Functionalized self-assembling peptide improves INS-1 β-cell function and proliferation via the integrin/FAK/ERK/cyclin pathway.

Islet transplantation is considered to be a curative treatment for type 1 diabetes mellitus. However, disruption of the extracellular matrix (ECM) leads to beta-cell destruction and graft dysfunction. In this study, we developed a functionalized self-assembling peptide, KLD-F, with ECM mimic motifs derived from fibronectin and collagen IV, and evaluated its effect on beta-cell function and proliferation. Atomic force microscopy and rheological results showed that KLD-F could self-assemble into a nanofibrous scaffold and change into a hydrogel in physiological saline condition.
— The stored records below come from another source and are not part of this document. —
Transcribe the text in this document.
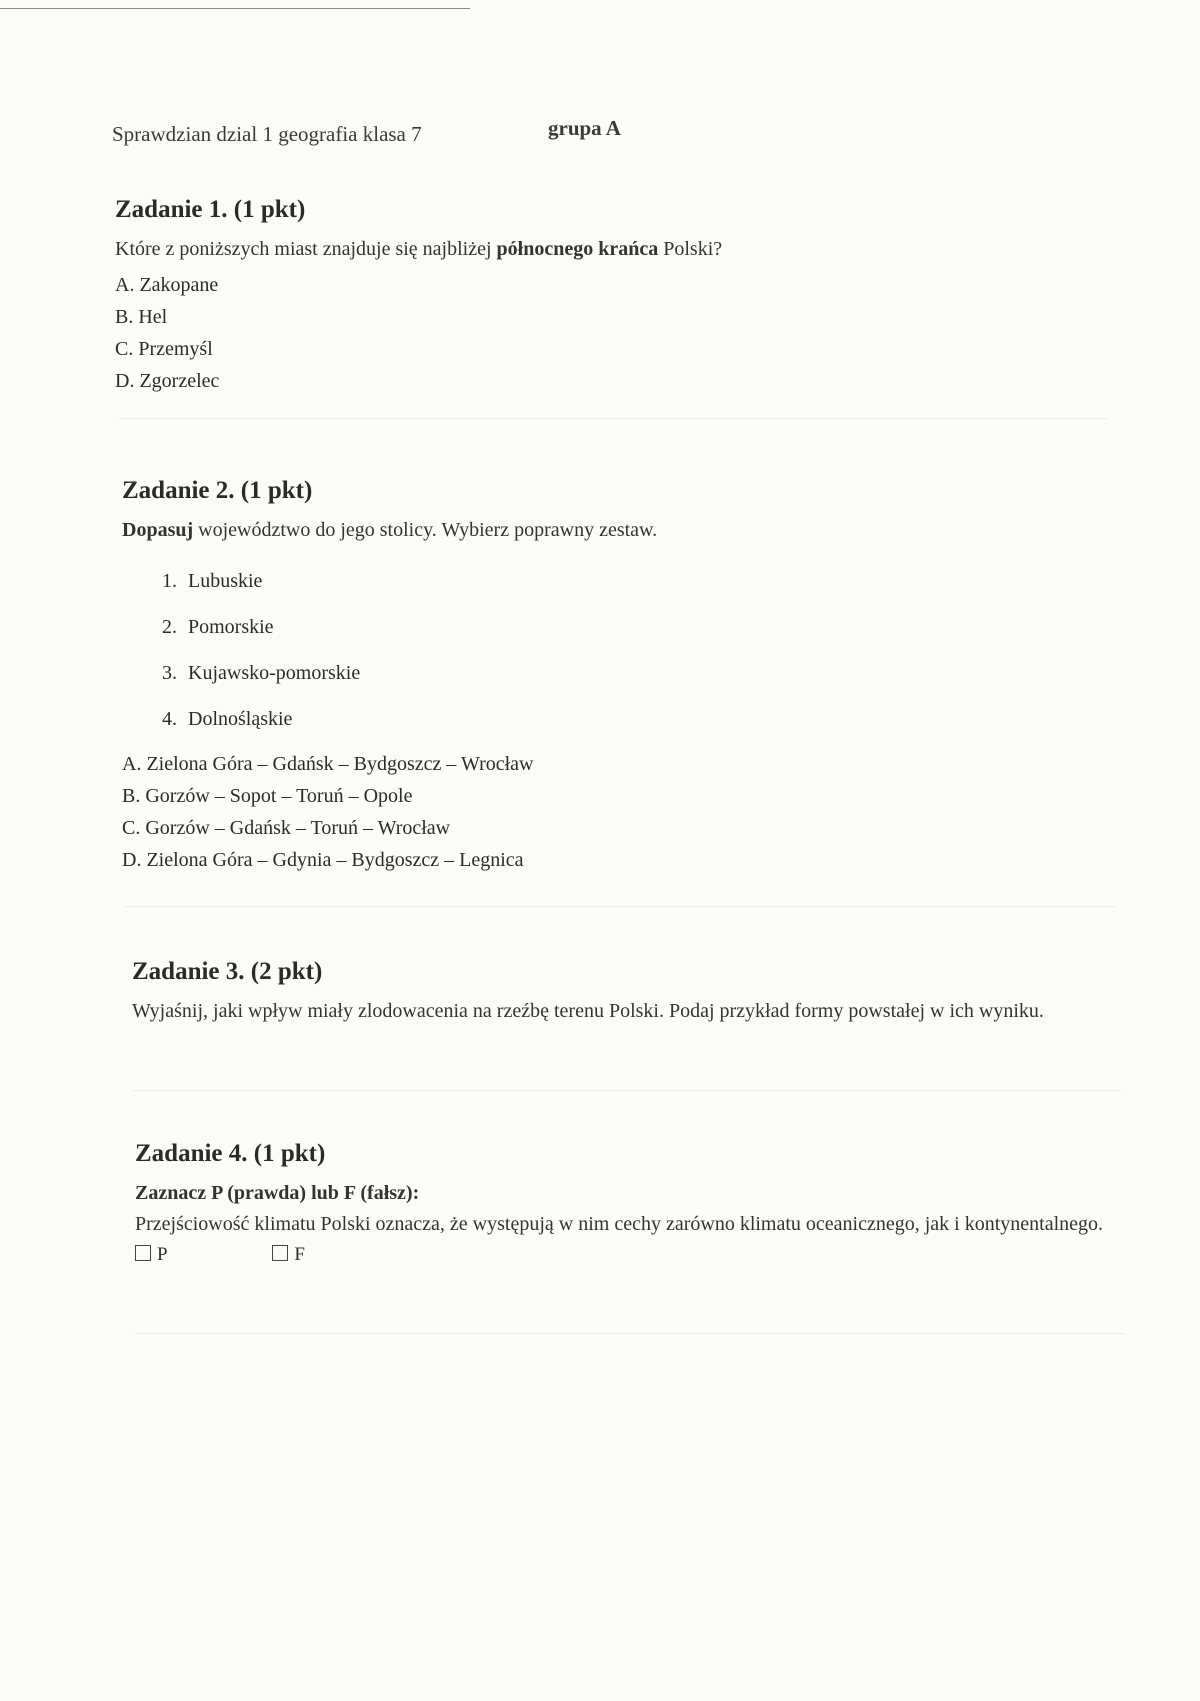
Sprawdzian dzial 1 geografia klasa 7	grupa A
Zadanie 1. (1 pkt)
Które z poniższych miast znajduje się najbliżej północnego krańca Polski?
A. Zakopane
B. Hel
C. Przemyśl
D. Zgorzelec
Zadanie 2. (1 pkt)
Dopasuj województwo do jego stolicy. Wybierz poprawny zestaw.
1. Lubuskie
2. Pomorskie
3. Kujawsko-pomorskie
4. Dolnośląskie
A. Zielona Góra – Gdańsk – Bydgoszcz – Wrocław
B. Gorzów – Sopot – Toruń – Opole
C. Gorzów – Gdańsk – Toruń – Wrocław
D. Zielona Góra – Gdynia – Bydgoszcz – Legnica
Zadanie 3. (2 pkt)
Wyjaśnij, jaki wpływ miały zlodowacenia na rzeźbę terenu Polski. Podaj przykład formy powstałej w ich wyniku.
Zadanie 4. (1 pkt)
Zaznacz P (prawda) lub F (fałsz):
Przejściowość klimatu Polski oznacza, że występują w nim cechy zarówno klimatu oceanicznego, jak i kontynentalnego.
P	F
In a three-dimensional cell culture model, KLD-F improved ECM remodeling and cell-cell adhesion of INS-1 beta-cells by upregulation of E-cadherin, fibronectin, and collagen IV. KLD-F also enhanced glucose-stimulated insulin secretion and expression of beta-cell function genes, including Glut2, Ins1, MafA, and Pdx-1 in INS-1 cells. Moreover, KLD-F promoted proliferation of INS-1 beta-cells and upregulated Ki67 expression by mediating cell cycle progression. In addition, KLD-F improved beta-cell function and proliferation via an integrin/focal adhesion kinase/extracellular signal-regulated kinase/cyclin D pathway. This study highlights the fact that the beta-cell-ECM interaction reestablished with this functionalized self-assembling peptide is a promising method to improve the therapeutic efficacy of islet transplantation.